Utilities over the weekend began notifying customers on so-called default service that, starting Dec. 1, they will be paying market rates for their power. The transmission and customer-service portions of their bill will remain regulated and unchanged.

Industry officials say as many as a quarter of the state's electricity customers are on default service by virtue of opening an account with their electric company after March 1, 1998.

At Boston Edison, 300,000 default-service customers will see their rates rise from 4.5 cents per kilowatt hour to 6.28 cents per kilowatt hour. For a typical customer using 500 kilowatt hours a month, Boston Edison said the increase will amount to $8.90 a month, or 14.4 percent.

The price increase is even greater at other utilities. State officials said 200,000 Massachusetts Electric customers will see their power prices jump from 3.8 cents per kilowatt hour to 6.37 cents. At Commonwealth Electric, the power price will increase from 3.8 cents per kilowatt hour to 6.28 cents. A typical Commonwealth Electric bill will increase $12.41 a month.

Default-service customers will be faced with their first tough choices since electric deregulation started. They must decide whom they want to buy electricity from and under what terms and conditions.

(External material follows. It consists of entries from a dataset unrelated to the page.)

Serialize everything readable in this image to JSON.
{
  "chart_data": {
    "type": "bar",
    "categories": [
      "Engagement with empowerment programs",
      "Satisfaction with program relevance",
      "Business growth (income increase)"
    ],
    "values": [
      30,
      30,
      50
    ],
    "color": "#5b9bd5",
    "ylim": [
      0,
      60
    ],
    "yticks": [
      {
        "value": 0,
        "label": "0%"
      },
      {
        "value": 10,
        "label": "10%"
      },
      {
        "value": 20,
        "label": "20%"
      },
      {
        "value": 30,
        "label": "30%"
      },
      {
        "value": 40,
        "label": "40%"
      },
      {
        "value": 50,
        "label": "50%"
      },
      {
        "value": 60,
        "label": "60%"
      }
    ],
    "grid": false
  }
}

Utility Web sites yesterday indicated most will offer their default-service customers power prices that would vary each month or remain fixed for six-month periods. Customers could also buy electricity from another company.

Harvey Michaels , chief executive of, which tracks customer energy offers, said he expects the new power prices to draw more electricity suppliers to the market and give consumers more options. He said it is unclear what companies will charge.

Customers on standard-offer service will see no immediate impact from the new market prices, although utilities have asked state regulators for approval to raise those prices as well to reflect the higher prices they are paying for oil and natural gas.

The Massachusetts Department of Telecommunications and Energy approved the price hikes last Thursday with no public announcement. Consumers began learning of the increases in notices from utilities over the weekend.